C.S. Lewis makes a similar argument, tracing what he calls the “Tao” of a common notion of justice and the Golden Rule that can be found at the heart of almost every disparate-seeming religion. One (of several) problem with this approach is, again, that in real, actual practice, a great many adherents of all those religions — perhaps even a plurality or a majority of them — do not seem much concerned with this Tao that Lewis insists they all believe. That suggests, perhaps, that Taoists — in Lewis’ sense — might be better understood as a kind of separate religion distinct from all their various nominal religions. This makes descriptive sense — a Sufi, an atheist, a Wiccan and a Presbyterian who are all deeply committed to the Golden Rule would seem to have far more in common with each other than with Sufis, atheists, Wiccans, Presbyterians, etc., who do not share such a commitment. But that suggests all sorts of implications that Lewis himself would have vehemently rejected. That is not at all what he was trying to suggest.

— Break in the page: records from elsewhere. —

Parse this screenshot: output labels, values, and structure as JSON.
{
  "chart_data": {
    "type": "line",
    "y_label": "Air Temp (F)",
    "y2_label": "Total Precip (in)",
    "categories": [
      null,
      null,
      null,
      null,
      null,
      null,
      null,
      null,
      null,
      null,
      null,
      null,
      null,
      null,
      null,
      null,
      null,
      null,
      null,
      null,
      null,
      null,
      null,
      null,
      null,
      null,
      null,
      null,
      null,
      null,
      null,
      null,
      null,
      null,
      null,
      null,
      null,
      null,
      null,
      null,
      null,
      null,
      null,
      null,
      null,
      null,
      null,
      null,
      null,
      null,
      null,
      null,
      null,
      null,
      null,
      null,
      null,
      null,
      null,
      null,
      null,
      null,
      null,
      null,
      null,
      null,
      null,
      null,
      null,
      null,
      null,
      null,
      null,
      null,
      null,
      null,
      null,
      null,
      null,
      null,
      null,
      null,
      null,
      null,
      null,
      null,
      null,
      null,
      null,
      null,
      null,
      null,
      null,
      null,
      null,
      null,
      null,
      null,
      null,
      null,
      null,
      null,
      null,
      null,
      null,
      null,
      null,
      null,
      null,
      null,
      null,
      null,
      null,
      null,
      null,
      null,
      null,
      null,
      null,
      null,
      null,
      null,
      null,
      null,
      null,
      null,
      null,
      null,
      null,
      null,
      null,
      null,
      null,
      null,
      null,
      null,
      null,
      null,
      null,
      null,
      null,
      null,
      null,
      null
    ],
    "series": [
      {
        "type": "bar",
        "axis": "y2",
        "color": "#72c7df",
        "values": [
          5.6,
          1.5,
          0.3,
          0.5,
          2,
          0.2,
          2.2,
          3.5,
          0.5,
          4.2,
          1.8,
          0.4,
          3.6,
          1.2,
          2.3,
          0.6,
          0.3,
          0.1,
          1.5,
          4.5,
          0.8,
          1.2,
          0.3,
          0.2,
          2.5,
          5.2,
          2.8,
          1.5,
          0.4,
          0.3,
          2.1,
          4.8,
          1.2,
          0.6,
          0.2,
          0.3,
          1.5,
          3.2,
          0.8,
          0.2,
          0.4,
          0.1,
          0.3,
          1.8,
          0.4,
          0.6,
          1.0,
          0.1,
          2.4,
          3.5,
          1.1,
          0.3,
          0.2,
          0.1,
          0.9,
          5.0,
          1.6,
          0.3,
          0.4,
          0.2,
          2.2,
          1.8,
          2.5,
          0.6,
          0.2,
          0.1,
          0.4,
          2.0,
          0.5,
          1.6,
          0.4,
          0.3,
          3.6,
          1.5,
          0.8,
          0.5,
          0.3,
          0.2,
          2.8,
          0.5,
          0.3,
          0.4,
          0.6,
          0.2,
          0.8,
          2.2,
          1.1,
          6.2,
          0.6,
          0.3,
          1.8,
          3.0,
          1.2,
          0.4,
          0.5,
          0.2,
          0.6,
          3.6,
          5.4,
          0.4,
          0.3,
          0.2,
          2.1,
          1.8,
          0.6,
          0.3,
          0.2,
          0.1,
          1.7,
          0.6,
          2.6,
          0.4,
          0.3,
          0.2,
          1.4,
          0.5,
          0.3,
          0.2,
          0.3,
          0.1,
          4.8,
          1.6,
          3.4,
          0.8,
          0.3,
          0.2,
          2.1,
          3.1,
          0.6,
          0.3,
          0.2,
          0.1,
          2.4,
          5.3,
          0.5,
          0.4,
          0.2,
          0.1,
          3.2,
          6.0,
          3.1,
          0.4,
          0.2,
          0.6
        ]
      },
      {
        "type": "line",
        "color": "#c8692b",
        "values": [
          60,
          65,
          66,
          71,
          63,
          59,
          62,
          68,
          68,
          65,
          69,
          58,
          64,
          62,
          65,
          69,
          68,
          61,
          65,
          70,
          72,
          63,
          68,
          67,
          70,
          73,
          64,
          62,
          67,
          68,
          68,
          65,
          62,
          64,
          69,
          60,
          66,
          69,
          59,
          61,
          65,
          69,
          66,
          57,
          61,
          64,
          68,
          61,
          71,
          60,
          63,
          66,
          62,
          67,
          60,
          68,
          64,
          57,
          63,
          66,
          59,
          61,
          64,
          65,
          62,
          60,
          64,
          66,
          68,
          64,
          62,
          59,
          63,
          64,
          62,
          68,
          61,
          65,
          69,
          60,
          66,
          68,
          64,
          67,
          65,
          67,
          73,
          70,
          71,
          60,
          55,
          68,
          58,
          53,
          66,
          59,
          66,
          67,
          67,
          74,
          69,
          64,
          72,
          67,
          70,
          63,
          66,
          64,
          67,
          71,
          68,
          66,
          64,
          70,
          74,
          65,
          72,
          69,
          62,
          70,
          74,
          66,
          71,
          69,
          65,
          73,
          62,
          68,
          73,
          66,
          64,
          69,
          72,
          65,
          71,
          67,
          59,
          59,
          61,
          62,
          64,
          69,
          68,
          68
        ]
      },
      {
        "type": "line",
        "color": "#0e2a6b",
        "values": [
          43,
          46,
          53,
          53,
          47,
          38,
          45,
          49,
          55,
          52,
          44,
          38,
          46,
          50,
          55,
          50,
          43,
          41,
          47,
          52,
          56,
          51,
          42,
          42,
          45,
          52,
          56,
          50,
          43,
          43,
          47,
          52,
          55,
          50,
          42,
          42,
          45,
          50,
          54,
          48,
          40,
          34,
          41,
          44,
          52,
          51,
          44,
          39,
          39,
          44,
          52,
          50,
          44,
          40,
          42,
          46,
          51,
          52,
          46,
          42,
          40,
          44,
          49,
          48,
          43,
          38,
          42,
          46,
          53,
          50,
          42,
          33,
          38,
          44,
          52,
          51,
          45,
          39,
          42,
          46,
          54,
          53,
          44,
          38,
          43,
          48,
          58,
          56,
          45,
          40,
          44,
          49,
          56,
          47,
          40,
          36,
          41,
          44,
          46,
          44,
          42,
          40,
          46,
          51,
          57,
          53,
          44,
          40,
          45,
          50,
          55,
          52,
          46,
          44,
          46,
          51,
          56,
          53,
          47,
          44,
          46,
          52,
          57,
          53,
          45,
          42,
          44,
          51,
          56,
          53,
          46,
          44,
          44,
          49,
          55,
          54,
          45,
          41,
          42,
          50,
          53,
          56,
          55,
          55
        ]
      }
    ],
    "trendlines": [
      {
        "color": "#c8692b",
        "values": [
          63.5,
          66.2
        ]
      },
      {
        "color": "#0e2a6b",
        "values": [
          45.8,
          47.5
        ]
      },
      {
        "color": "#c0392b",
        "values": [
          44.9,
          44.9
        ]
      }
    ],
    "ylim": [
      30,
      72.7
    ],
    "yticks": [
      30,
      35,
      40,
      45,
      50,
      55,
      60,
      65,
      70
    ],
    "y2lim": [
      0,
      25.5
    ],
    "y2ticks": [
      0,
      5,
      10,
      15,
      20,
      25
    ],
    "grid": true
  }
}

In a sense what Lewis was trying to do was the opposite of the project Perry and Tawney are undertaking. He was arguing that this “Tao” — this seemingly universal sense of justice and human rights, inferred the existence of God. Lewis had the turtles in a different order — instead of using the unproven assertion of religious belief to justify the unproven assertion of human rights he was using the unproven assertion of human rights to justify the unproven assertion of religious belief.

*** The writer of Hebrews describes faith as “the assurance of things hoped for, the conviction of things not seen.” Please note that “the conviction of things not seen” is not at all the same as the rejection of things that are seen. Faith is belief in that which has not been or which cannot be proved. Faith is not belief in that which has been or can be disproved. That’s not faith, that’s just dumb. Please also note that conviction and certainty are not identical. I’m not even sure if they’re compatible.